HC Deb 08 June 1993 vol 226 cc131-3
5. Mr. Merchant

To ask the Secretary of State for Health what plans she has to extend the GP fund-holding initiative.

The Secretary of State for Health (Mrs. Virginia Bottomley)

GP fund holding has shown itself to be an outstanding success, bringing many benefits to patients. There will be more to come. As the controller of the Audit Commission recently said, fund holding is leading the way, with many imaginative innovations which are good for the health of the population. One in four of the population now benefits from having a fund holder as his or her family doctor. With the numbers preparing to join the scheme from next April, we expect that figure to rise to one in three.

Mr. Merchant

Does my right hon. Friend agree that, for the reasons that she has given, the fund-holding initiative has proved to be particularly popular with both doctors and patients, as illustrated by the practice of Dr. Kenneth Scott in my constituency? Does she agree that one of the most important priorities now must be to ensure that the smaller practices are able to benefit fully from the fund-holding initiative? Would she care to tell the House what steps she is taking to enable that goal to be achieved?

Mrs. Bottomley

My hon. Friend is right. I am delighted to hear about the progress in his constituency. We should like to see more fund holders across London because they can pioneer new ways of helping patients. The challenge now is to extend the benefits of fund holding to as many general practitioners as possible and to encourage the creation of groups, consortiums and management arrangements. About 70 groups already operate and about 150 are likely to come through for next year.

Mr. Grocott

Is it too much to hope that the Secretary of State will consider the overwhelming evidence that the fund-holding system leads to a two-tier system for patients? Will she look at the evidence that I have sent to her on the issue? Even for this Government, is it not indefensible to treat people not on the basis of their medical need but sometimes on the basis of whether their GP is a fund holder or a non-fund holder? As the Government have made so many U-turns on so many issues, is it too much to hope that they will make one on fund holding?

Mrs. Bottomley

The Labour party likes to centralise control over all decisions. We believe in devolving responsibility. The general practitioner is the advocate for the patient. Fund holding enables GPs to back their decisions with money so that they can pioneer care that is closest to patients' needs. There are clear guidelines on common waiting lists and a requirement that the treatment of patients of fund holders should not disadvantage the patients of other general practitioners.
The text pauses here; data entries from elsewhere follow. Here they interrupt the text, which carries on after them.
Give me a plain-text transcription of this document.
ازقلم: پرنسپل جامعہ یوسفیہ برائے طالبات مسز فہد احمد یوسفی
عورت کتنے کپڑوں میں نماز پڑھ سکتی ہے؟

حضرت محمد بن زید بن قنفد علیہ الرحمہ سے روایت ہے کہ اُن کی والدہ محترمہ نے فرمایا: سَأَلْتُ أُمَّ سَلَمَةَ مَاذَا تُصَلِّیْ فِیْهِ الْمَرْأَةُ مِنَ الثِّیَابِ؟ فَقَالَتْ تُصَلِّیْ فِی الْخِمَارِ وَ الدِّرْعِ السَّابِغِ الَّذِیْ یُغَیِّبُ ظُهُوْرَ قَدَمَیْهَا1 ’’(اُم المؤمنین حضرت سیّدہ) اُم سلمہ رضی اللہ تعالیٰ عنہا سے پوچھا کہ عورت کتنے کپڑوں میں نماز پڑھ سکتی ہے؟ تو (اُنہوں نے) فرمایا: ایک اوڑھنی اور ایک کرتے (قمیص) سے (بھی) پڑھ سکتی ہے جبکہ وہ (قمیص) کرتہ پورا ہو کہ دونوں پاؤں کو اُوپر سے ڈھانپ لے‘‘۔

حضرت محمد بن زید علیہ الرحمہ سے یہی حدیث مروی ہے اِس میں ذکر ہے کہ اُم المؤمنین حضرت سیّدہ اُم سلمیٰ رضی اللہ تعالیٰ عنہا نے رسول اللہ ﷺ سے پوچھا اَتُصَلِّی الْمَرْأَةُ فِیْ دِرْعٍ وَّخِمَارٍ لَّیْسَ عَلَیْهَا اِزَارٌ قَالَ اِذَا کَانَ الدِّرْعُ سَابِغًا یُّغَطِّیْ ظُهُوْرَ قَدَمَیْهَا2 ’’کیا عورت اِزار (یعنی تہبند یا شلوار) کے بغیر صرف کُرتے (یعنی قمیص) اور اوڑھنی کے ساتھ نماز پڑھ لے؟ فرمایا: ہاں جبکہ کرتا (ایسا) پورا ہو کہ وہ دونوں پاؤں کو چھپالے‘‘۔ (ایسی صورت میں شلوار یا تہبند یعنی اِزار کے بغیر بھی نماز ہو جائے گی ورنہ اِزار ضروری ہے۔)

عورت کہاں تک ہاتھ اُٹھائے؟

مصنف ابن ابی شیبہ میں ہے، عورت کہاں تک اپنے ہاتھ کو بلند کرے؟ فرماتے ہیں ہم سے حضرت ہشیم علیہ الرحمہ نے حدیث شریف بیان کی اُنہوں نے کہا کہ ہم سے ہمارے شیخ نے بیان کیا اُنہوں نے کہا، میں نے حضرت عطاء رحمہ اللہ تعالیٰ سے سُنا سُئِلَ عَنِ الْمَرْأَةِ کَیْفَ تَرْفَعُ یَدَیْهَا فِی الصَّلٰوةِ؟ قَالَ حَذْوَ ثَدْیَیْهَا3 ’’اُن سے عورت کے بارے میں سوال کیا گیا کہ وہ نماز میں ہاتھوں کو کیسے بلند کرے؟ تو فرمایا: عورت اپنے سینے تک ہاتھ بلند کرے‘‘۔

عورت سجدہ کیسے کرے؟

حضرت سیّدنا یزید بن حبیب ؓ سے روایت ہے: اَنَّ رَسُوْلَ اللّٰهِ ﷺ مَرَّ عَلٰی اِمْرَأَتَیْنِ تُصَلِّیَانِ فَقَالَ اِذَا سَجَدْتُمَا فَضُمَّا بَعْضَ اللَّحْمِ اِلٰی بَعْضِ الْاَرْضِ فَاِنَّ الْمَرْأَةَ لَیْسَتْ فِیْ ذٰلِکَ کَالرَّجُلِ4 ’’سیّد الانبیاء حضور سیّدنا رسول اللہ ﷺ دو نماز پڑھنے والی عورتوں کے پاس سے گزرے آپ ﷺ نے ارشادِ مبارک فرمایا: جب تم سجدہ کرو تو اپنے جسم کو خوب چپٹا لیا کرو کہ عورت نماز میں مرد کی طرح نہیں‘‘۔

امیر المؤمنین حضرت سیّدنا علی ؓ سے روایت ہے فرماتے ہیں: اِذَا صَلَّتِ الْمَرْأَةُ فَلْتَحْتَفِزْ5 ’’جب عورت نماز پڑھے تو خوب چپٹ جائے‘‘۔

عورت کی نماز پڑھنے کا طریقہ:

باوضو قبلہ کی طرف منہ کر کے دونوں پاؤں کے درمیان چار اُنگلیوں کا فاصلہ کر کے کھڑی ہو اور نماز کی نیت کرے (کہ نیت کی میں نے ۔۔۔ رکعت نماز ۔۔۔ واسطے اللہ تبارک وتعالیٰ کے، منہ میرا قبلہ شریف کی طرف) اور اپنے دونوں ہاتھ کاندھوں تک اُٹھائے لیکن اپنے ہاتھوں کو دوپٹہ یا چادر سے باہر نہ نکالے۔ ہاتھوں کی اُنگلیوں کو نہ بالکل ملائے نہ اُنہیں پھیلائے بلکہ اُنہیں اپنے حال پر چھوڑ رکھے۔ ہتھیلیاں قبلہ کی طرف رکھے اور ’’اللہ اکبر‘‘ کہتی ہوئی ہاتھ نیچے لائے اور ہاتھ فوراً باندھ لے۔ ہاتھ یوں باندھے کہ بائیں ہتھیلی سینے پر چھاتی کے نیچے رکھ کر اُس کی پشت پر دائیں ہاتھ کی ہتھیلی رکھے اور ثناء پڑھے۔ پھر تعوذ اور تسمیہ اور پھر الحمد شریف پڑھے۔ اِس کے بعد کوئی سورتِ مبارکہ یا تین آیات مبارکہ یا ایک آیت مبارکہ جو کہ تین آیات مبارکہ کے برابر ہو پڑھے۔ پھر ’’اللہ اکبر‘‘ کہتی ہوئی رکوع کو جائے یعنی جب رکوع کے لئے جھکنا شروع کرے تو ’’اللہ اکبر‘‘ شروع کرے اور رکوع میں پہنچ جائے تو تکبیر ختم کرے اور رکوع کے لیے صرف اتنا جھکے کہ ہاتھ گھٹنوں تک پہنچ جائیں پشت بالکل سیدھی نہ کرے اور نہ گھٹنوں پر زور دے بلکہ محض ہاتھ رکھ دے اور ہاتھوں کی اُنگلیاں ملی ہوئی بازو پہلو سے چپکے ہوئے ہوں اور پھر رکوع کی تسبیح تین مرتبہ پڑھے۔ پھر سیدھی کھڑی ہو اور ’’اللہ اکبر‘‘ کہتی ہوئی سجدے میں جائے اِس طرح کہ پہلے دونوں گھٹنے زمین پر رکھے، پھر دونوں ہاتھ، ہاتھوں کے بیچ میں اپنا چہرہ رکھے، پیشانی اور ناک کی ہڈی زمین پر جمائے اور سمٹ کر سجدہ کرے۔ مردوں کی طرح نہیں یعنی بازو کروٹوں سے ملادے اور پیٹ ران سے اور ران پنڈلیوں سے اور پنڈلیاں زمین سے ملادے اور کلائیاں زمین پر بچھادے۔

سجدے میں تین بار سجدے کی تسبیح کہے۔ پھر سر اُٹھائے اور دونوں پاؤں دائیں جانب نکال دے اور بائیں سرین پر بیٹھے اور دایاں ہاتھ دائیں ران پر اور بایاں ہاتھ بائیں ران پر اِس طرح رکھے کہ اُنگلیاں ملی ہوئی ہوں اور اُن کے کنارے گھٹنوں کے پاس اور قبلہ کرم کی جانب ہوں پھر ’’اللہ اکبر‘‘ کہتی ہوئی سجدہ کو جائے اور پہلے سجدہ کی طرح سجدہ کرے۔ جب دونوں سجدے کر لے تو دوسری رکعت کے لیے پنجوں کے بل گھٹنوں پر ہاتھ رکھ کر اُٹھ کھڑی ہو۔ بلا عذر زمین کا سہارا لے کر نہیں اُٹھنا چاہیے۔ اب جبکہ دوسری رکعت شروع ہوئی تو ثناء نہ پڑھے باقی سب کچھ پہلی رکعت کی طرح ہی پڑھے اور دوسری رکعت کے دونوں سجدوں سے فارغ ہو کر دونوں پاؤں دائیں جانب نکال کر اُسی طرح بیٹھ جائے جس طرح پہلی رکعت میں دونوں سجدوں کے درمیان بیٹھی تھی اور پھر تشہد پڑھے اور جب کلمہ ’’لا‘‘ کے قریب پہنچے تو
The real point is that all general practitioners should have the advantage of fund holding. The task now is for all general practitioners to use leverage through fund holding or by working with the district health authority as the purchaser to achieve continual improvements in the quality of treatment for their patients.

Mr. Allason

Does my right hon. Friend see a parallel between the opposition expressed by some general practitioners some time ago to generic medicines and the opposition that was experienced recently to fund holding? Is she aware that in the Torbay constituency the GP who was virulent in his opposition to fund holding is now a fund holder? Does she agree that the opposition that we saw to generic medicines and fund holding has vanished? Is not that an endorsement of the policy?

Mrs. Bottomley

My hon. Friend exactly characterises the position. Time and again, I meet fund holders who were initially cautious about the scheme but now say that it has profoundly redressed the previous balance of power in the health service. We believe in a health service in which patients, not institutions, come first. The general practitioner is the advocate on behalf of the patient. Once again, we see the Labour party promoting a sneering campaign of denigration which shows its hallowed principle of equal misery for all. It does not like excellence.

Mr. Burden

Would the Secretary of State care to consider the case of Dr. Zuckermann in my constituency, who referred a patient to a local orthopaedic hospital and received a reply that the patient could not be seen until January next year? He then received a telephone call saying, "Sorry, we did not realise that you were a fund-holding general practice. We can see the patient in four to six weeks." The hospital got it wrong because Dr. Zuckermann is not a fund-holding GP. Does not that prove that fund-holding GP systems are about queue-jumping and creating a two-tier health service?

Mrs. Bottomley

There are clear agreements with the profession about the way in which fund holding operates. The answer for the general practitioner involved is either to become a fund holder—[ Interruption.] I am pleased that in Birmingham, where there are many singlehanded practices or two-handed practices, there are several schemes to encourage them to form fund-holding practices. Alternatively, the answer for the general practitioner is to work with the district health authority to get the purchasing improvement that the fund holders are establishing.

Once again, the hon. Gentleman fails to recognise the dramatic achievements in reducing waiting times for everyone. We have now established a maximum waiting time for all hip, knee and cataract operations, so the length of time anyone waits for treatment is substantially less than it was in the long distant past when the Labour party was, regrettably, in power.